Gen. Grant, having effected a junction with the gunboats below Vicksburg, next determined to turn the works at Grand Gulf, which defended the mouth of the Big Black River, by landing at a point lower down the river.
Accordingly he marched by its right flank, crossed opposite Bruinsburg, and on the 30th April landed on the left bank, and immediately pushed forward towards Port Gibson, a small town near the mouth of the Big Black River.
Gen. Pemberton, who appeared to have been at last aroused to a sense of the danger of his position, telegraphed the news of Grant's movement to Gen. Johnston, nominally commanding the Western armies, and then at Tullahona with Bragg.
He received orders to attack at once.
Gen. Johnston despatched: “If Grant crosses the river, unite all your troops to beat him. Success will give back what was abandoned to win it.”
It was the critical opportunity of the campaign.

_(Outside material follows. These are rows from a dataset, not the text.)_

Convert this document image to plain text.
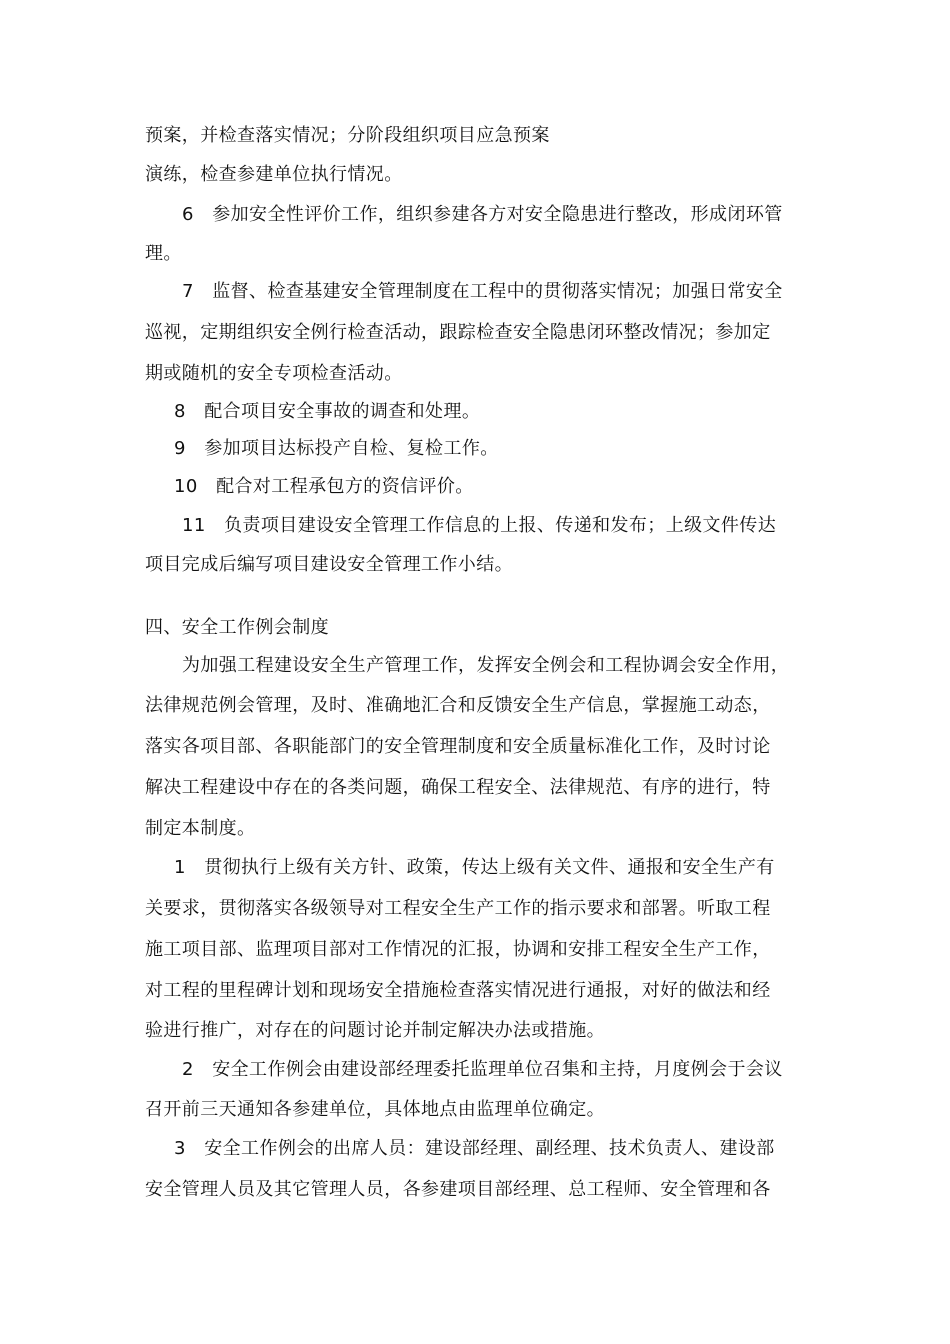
预案，并检查落实情况；分阶段组织项目应急预案
演练，检查参建单位执行情况。
6　参加安全性评价工作，组织参建各方对安全隐患进行整改，形成闭环管
理。
7　监督、检查基建安全管理制度在工程中的贯彻落实情况；加强日常安全
巡视，定期组织安全例行检查活动，跟踪检查安全隐患闭环整改情况；参加定
期或随机的安全专项检查活动。
8　配合项目安全事故的调查和处理。
9　参加项目达标投产自检、复检工作。
10　配合对工程承包方的资信评价。
11　负责项目建设安全管理工作信息的上报、传递和发布；上级文件传达
项目完成后编写项目建设安全管理工作小结。
四、安全工作例会制度
为加强工程建设安全生产管理工作，发挥安全例会和工程协调会安全作用，
法律规范例会管理，及时、准确地汇合和反馈安全生产信息，掌握施工动态，
落实各项目部、各职能部门的安全管理制度和安全质量标准化工作，及时讨论
解决工程建设中存在的各类问题，确保工程安全、法律规范、有序的进行，特
制定本制度。
1　贯彻执行上级有关方针、政策，传达上级有关文件、通报和安全生产有
关要求，贯彻落实各级领导对工程安全生产工作的指示要求和部署。听取工程
施工项目部、监理项目部对工作情况的汇报，协调和安排工程安全生产工作，
对工程的里程碑计划和现场安全措施检查落实情况进行通报，对好的做法和经
验进行推广，对存在的问题讨论并制定解决办法或措施。
2　安全工作例会由建设部经理委托监理单位召集和主持，月度例会于会议
召开前三天通知各参建单位，具体地点由监理单位确定。
3　安全工作例会的出席人员：建设部经理、副经理、技术负责人、建设部
安全管理人员及其它管理人员，各参建项目部经理、总工程师、安全管理和各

Grant had landed with about 50,000 men. By drawing all his forces from different posts, leaving only enough in Vicksburg to answer Porter's chronic bombardment, Gen. Pemberton could have concentrated nearly 40,000 troops, and these, with the advantage of a difficult country, and with slight field-works, might at all events have delayed Grant until Vicksburg was provisioned, and Johnston had arrived with reinforcements.
But we shall see that the bewildered commander, without the resolution to risk a decisive battle, committed the unpardonable errour of allowing his army to be cut up in detail by an enemy with massed forces.